Average Rating: 4.75TOTAL TIME: Prep: 20 min. Bake: 15 min.
YIELD: 6 cups.Ingredients
- 1 pound uncooked chorizo
- 2 cups fresh or frozen corn, thawed
- 1 large red onion, chopped
- 1 poblano pepper, chopped
- 8 ounces fresh goat cheese, crumbled
- 2 cups cubed Monterey Jack cheese
- 1 cup cubed pepper jack cheese
- 1 large tomato, seeded and chopped
- 3 green onions, thinly sliced
- Blue corn tortilla chips
Instructions
- 1. Preheat oven to 350°. Crumble chorizo into a 10-in. cast-iron or other ovenproof skillet; add corn, red onion and pepper. Cook over medium heat until meat is fully cooked, 6-8 minutes; drain.
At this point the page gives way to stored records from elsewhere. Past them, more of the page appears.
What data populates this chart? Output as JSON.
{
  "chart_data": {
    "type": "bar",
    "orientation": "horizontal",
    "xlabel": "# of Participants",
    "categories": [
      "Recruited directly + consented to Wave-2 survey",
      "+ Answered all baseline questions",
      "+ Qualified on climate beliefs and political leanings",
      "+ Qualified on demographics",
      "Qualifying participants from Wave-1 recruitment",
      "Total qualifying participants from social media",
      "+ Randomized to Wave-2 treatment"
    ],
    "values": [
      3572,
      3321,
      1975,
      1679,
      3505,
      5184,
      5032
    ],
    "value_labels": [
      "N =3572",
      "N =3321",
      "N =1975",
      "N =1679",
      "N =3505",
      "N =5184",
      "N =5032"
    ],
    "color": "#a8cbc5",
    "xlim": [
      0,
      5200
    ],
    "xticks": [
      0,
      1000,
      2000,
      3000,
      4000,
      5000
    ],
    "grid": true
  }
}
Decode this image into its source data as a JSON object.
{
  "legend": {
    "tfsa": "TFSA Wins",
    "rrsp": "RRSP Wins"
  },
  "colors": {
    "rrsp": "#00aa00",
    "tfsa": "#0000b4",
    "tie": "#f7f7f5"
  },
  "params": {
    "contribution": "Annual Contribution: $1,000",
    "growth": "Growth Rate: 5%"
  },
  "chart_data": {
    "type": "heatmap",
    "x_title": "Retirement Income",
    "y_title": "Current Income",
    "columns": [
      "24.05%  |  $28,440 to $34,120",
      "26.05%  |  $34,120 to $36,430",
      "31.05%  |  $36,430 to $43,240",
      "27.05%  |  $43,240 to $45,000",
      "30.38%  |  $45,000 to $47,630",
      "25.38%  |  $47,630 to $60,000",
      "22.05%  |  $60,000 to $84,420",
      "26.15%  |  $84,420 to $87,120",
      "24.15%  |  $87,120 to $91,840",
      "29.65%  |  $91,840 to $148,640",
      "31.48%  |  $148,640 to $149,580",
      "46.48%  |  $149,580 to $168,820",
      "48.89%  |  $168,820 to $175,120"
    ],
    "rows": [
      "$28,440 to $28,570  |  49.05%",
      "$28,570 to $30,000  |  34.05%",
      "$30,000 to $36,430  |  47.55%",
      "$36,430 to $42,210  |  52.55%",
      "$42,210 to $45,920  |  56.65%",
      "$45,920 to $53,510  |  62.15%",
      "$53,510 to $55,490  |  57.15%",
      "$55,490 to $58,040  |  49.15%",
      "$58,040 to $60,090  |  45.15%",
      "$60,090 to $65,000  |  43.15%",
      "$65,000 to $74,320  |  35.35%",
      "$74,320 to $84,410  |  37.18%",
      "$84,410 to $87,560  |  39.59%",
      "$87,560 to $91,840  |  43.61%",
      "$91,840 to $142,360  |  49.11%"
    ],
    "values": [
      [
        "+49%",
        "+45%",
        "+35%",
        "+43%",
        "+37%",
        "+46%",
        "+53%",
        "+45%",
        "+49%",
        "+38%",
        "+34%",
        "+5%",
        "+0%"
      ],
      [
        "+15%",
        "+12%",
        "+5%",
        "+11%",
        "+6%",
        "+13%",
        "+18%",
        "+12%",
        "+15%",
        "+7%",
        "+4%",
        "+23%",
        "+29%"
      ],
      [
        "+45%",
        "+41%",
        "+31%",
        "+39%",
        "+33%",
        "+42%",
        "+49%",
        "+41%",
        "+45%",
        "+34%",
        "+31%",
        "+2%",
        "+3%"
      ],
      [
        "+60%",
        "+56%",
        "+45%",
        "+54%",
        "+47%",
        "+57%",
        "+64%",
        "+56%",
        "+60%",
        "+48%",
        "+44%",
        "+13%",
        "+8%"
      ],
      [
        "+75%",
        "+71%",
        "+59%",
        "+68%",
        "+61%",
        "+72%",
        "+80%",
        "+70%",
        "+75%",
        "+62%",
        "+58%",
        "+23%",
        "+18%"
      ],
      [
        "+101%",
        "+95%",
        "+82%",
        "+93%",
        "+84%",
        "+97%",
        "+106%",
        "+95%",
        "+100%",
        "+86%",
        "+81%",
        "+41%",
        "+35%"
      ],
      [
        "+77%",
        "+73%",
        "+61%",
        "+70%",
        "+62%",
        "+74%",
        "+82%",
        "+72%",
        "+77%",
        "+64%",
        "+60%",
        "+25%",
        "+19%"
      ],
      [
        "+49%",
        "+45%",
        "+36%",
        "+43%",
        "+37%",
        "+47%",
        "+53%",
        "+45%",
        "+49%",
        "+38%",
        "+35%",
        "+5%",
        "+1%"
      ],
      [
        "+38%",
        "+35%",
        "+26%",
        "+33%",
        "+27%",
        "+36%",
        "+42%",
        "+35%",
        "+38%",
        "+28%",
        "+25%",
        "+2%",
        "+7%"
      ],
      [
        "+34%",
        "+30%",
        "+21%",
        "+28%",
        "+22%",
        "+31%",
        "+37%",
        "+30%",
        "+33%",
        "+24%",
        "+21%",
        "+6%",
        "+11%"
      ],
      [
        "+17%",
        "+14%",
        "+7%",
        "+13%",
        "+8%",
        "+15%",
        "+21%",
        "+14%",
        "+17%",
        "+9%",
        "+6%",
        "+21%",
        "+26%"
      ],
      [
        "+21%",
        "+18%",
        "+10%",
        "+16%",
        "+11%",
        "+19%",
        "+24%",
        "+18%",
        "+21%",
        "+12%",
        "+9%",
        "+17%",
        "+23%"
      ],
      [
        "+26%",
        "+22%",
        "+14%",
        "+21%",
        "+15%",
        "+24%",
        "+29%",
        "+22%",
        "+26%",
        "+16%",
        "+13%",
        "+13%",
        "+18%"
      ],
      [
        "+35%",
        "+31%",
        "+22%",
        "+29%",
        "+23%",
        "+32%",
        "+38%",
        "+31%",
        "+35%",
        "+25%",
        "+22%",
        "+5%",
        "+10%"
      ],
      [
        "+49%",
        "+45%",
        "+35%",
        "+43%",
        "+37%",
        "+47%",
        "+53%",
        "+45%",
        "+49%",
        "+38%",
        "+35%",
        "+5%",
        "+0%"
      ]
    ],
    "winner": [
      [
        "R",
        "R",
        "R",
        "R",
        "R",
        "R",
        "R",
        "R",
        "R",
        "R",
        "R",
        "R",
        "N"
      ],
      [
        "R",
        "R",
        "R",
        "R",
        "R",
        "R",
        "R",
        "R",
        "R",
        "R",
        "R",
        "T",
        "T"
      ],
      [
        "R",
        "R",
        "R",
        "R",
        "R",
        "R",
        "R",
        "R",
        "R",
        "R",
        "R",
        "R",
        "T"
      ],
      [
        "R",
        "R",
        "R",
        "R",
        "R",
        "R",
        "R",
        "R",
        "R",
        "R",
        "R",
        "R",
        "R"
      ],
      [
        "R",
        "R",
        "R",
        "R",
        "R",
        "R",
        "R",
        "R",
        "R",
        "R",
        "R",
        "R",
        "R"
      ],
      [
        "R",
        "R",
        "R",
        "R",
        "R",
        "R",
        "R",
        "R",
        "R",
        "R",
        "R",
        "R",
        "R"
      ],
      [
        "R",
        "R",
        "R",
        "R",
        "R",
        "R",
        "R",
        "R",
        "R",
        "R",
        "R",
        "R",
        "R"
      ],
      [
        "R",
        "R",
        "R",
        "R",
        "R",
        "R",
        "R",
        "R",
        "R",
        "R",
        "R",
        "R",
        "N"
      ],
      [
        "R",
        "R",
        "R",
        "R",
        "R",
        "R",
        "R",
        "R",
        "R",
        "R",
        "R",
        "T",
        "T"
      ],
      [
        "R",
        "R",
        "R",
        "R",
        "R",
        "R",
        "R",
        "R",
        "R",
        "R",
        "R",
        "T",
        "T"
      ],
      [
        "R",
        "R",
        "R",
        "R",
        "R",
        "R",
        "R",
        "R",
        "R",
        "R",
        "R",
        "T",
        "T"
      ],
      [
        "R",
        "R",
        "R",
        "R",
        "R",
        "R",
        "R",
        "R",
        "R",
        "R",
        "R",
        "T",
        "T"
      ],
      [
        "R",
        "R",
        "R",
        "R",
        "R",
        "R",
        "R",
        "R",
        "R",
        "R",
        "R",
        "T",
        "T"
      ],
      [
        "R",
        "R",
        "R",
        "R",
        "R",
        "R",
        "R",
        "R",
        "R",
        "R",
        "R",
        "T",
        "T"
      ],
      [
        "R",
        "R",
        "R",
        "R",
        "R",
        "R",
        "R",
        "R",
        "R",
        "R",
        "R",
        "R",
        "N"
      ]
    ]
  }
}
Stir in the cheeses.
- 2. Bake until bubbly, 14-16 minutes. Sprinkle with tomato and green onions. Serve with chips.
Nutrition Facts
1/4 cup: 161 calories, 12g fat (6g saturated fat), 38mg cholesterol, 365mg sodium, 4g carbohydrate (1g sugars, 1g fiber), 9g protein.